Kartu Sehat Bekasi tetap berfungsi namun dengan sistem berbeda

37937 medium screenshot 20181105 163133
Kartu Sehat alami perubahan, namun bentuk dan fungsi tidak mengalami perubahan, hanya pada sistemnya saja. Seperti yang dikatakan Wali Kota Bekasi, Rahmat Efendi di area CFD Jalan Ahmad Yani, minggu (4/11/2018). Iya jelaskan terkait perubahan sistem menjulur pada minat warga yang di minta untuk ke Puskesmas terlebih dahulu, jangan langsung ke rumah sakit jika sakitnya ringan.

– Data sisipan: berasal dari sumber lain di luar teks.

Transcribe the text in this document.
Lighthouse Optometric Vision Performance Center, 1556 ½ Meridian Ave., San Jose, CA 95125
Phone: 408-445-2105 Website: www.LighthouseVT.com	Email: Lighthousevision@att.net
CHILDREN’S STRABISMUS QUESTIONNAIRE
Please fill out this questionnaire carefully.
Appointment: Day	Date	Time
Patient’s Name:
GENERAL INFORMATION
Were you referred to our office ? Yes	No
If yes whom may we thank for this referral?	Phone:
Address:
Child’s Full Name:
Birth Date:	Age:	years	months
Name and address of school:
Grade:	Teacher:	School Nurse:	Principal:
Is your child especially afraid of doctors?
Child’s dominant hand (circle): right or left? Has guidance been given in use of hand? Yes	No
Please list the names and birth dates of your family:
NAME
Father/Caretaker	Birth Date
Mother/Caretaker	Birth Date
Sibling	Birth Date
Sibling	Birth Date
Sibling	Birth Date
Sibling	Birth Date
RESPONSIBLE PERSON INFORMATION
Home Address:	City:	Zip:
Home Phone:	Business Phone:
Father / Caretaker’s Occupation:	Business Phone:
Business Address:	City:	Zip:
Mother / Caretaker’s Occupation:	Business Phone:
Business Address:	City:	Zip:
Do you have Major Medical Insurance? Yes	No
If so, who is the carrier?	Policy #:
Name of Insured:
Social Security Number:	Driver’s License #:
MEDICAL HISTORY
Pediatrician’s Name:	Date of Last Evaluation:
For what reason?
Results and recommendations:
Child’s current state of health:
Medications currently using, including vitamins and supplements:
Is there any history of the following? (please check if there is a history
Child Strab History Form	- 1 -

“Di KS NIK ga ada yg berubah, yang berubah kita ingin mengajak jangan sedikit-sedikit ke rumah sakit karena sakit ringan, Puskesmas kita sudah punya fasilitas rata-rata ada dua alat peralatan praktek gigi, Dokter umum pun sudah ada empat sampai lima dokter, untuk itu kita banyak butuh membangun infrastrukturnya,” ucapnya.
Dijelaskan oleh Kepala bagian Humas Setda kota Bekasi Sajekti Rubiah, Jumat (2/11/2018), Perubahan sistem KS diketahui sudah mulai berjalan sejak 1 November 2018.
“Program Kartu Sehat mulai 1 November 2018 ini mengalami perubahan dalam tahapan proses pengobatannya,” ucapnya.
Dia menambahkan jika pasien membutuhkan penanganan khusus, Puskesmas dapat kmengeluarkan surat rujukan,rujukan tersebut mengarah pada Rumah Sakit Umum Daerah Kota Bekasi atau rumah sakit swasta yang ditunjuk.
Iya juga sampaikan jika perubahan sistem ini merupakan hasil evaluasi penggunaan KS selama 1 tahun.
“Ini merupakan hasil evaluasi pelayanan Karu Sehat Kota Bekasi selama ini,” katanya.